There may be no greater sign of respect for the Bills’ offense and Josh Allen this season than Dan Campbell’s decision at the 12-minute mark of Sunday’s game.
Campbell’s Lions had just sliced through the Bills’ defense in 2:02 on five plays to make it a 10-point game. So Campbell, unconventionally, took his only shot at keeping the ball away from Allen. He called for an onside kick.
In years past, such a decision might catch the winning team off-guard. But in the NFL’s new kickoff format, the kicking team must declare an onside attempt. And the greatest suspense wasn’t whether Detroit recovered the ball but whether Mack Hollins would score after tipping the ball up to himself, finally tackled at the 5-yard line.
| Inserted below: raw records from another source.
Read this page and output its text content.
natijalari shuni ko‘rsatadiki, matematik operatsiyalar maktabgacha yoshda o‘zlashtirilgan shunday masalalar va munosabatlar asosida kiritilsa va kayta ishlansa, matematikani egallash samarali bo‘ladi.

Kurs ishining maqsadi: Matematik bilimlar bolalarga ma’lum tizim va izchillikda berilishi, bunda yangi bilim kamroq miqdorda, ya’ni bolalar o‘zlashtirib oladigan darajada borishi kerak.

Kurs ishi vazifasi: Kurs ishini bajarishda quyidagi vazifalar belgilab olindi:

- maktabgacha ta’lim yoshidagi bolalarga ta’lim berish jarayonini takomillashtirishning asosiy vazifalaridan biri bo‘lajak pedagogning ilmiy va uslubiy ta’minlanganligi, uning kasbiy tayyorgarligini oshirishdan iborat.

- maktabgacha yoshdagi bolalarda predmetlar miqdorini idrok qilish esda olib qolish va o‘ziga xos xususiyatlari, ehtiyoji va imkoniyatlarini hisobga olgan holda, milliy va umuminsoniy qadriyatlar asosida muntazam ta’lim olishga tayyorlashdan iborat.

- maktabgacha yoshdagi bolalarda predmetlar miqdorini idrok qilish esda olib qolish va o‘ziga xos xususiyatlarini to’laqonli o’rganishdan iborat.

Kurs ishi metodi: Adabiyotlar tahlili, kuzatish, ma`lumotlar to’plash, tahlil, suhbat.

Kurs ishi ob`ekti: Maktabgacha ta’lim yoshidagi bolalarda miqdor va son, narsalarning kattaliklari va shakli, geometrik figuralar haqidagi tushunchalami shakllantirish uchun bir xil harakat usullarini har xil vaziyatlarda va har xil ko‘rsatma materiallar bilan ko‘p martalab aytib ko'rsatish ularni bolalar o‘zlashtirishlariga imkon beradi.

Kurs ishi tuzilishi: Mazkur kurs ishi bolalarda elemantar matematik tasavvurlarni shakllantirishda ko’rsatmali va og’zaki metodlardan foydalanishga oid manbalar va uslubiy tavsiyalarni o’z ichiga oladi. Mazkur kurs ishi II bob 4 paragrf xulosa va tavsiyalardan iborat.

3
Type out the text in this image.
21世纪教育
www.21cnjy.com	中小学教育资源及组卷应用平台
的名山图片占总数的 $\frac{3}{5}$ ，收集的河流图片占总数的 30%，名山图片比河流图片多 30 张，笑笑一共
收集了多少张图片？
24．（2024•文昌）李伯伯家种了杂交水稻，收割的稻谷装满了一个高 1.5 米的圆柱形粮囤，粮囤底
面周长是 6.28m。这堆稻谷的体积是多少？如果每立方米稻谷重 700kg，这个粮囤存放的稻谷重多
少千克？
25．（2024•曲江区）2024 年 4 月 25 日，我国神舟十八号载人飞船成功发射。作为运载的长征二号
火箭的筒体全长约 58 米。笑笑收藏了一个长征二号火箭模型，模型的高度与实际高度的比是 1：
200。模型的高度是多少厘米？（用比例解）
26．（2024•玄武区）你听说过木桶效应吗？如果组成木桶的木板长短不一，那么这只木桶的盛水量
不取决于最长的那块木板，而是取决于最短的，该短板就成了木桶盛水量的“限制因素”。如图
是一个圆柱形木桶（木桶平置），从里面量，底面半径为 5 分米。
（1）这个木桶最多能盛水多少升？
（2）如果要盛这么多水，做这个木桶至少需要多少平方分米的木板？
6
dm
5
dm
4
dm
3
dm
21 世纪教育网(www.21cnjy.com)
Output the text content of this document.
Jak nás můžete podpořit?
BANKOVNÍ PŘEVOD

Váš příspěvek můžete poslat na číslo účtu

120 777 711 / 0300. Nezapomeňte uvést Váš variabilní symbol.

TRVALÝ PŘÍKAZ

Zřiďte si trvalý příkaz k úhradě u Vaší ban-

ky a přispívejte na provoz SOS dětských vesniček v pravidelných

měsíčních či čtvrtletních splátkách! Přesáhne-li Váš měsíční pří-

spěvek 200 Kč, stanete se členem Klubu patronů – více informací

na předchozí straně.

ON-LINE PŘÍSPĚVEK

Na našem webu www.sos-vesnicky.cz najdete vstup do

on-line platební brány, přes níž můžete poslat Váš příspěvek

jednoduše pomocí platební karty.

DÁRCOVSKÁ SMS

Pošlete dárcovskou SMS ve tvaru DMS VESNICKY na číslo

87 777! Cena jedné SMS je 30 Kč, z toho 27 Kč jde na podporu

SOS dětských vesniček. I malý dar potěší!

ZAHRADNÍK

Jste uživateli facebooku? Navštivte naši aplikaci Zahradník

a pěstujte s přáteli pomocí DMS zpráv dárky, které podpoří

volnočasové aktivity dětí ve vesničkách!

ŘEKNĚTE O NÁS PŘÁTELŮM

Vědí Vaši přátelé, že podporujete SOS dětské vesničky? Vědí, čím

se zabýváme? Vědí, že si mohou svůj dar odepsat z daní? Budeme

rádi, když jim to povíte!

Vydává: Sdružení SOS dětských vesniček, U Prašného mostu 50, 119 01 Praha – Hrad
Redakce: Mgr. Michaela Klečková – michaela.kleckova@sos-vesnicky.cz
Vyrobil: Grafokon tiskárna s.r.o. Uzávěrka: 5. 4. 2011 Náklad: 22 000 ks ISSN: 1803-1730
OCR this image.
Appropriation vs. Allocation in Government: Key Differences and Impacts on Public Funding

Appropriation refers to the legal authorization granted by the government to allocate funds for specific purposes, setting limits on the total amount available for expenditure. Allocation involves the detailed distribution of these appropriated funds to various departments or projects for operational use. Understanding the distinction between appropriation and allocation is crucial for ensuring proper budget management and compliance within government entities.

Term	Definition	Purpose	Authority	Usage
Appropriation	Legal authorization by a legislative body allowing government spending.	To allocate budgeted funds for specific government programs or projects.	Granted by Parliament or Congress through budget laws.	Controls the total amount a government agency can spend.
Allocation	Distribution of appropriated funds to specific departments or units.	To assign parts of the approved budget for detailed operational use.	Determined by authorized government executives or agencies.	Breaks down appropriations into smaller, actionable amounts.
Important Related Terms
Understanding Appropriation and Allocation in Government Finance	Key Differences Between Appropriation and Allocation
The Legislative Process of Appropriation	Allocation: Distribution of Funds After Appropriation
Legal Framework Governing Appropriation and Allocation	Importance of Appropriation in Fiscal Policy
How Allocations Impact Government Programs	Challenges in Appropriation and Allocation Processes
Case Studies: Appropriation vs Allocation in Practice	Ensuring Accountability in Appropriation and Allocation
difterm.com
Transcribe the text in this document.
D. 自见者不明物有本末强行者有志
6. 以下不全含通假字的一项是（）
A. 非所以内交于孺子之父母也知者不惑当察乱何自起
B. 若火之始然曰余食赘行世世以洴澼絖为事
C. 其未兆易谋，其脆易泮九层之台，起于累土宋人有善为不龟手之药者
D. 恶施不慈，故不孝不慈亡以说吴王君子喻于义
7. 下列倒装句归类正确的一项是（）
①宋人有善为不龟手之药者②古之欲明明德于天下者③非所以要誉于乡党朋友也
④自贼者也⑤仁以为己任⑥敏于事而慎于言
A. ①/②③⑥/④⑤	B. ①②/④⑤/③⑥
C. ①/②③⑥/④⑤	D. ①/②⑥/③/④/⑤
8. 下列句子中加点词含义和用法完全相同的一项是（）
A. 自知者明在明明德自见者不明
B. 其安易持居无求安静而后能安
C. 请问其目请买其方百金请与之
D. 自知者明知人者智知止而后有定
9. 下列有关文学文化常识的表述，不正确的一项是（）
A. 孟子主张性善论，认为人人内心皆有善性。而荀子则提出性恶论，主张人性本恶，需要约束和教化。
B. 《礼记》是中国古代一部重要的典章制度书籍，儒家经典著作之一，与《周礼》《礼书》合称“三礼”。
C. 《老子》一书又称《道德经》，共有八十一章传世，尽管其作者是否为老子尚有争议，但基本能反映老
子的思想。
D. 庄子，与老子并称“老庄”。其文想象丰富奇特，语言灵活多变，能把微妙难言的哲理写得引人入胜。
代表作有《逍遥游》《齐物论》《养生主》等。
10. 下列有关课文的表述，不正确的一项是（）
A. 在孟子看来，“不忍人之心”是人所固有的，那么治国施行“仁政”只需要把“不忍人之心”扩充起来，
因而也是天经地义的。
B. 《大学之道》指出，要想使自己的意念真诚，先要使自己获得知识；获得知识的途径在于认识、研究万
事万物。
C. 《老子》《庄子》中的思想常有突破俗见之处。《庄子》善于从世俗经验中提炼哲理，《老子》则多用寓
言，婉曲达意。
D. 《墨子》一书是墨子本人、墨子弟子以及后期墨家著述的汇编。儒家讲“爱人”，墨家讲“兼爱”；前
“I thought we’d get the possession; I thought we were gonna get that ball,” Campbell told reporters. “It was one of (Jake) Bates’ best kicks that I’ve seen him have. That thing took a good jump on us and Hollins made a heck of a play on it. Obviously, now sitting here in hindsight after them taking it down to the 3-yard line, yeah, I wish I wouldn’t have done that. But it is what it is.”
And as crazy as it seemed, I can’t really blame Campbell for trying something. After all, his team nearly recovered a second try — after Jared Goff’s fifth touchdown pass of the day made it a six-point game — with 12 seconds left, with Taron Johnson holding on to the ball at the bottom of a huge scrum.
Since the rule change, kicking teams had a recovery rate of 8.6% on onside tries this season entering Sunday. It only felt like the Detroit defense had as much success in stopping Allen.
The Bills had the ball 12 times Sunday and scored six touchdowns and two field goals. They only went off the field without points after a missed Tyler Bass kick, the end of the first half, one punt and the final play of the game, an Allen kneel-down. So Detroit succeeded twice, at most, in keeping Buffalo without at least a good chance at scoring.
Allen’s extraordinary day saw him throw for 362 yards — 156 to running backs, including 114 for Ty Johnson — and run for 68. He ran for two touchdowns and threw for two.
As an offense, the Bills’ 559 total yards were fifth-most in franchise history, and the most since Christmas Eve 2016, a 34-31 overtime loss to Miami and the most in a regulation game since 2000.
Even when Allen made a mistake (and they were extremely rare), like slightly overthrowing a wide-open Dawson Knox late in the fourth, it went his way with an awesome Knox catch, tipping the ball up to himself.
Even plays that didn’t count belonged on a highlight reel, like the two-handed chest pass — somewhere between the NBA and the Dr. Pepper Challenge — that nearly ended the game with a touchdown to Dalton Kincaid, only to be called back for holding. Seemingly every time Allen escaped the pocket, something huge happened.
“We work on it,” Allen said afterward. “Scramble drills (have) gotta be one of our best plays and our receivers know that and they’re just finding ways to get open when the play breaks down a little bit and trying to extend plays when it’s not there and we’ve had some success on it.”
Like a reverse-image mirror of last week’s trip to Los Angeles, both teams scored more than 40 points, But this time it was Allen’s team only-so-comfortably ahead all night and holding on at the end.
The raw numbers won’t show it much, but Sunday counts as improvement for the Bills’ defense, too, especially considering the injuries to its secondary. They made Detroit punt on its first two possessions, exactly the kind of start to allow Allen to grab the lead and stay in front. They produced the game’s only turnover, Christian Benford knocking the ball out of Amon-Ra St. Brown’s grasp in the third quarter. And they generated just enough pressure (three sacks) to keep Goff from further torching a depleted secondary.
With three divisional games ahead they’re sure to be favored by double-digits in each, this win puts the Bills on track for a 14-3 season, anything less being a disappointment. And they remain that “object in the mirror closer than it appears” to the Kansas City Chiefs, who play two playoff teams on short rest and with Patrick Mahomes dealing with an injured ankle. The Steelers’ loss to Philadelphia also puts Buffalo on track for no less than the No. 2 seed, barring an upset.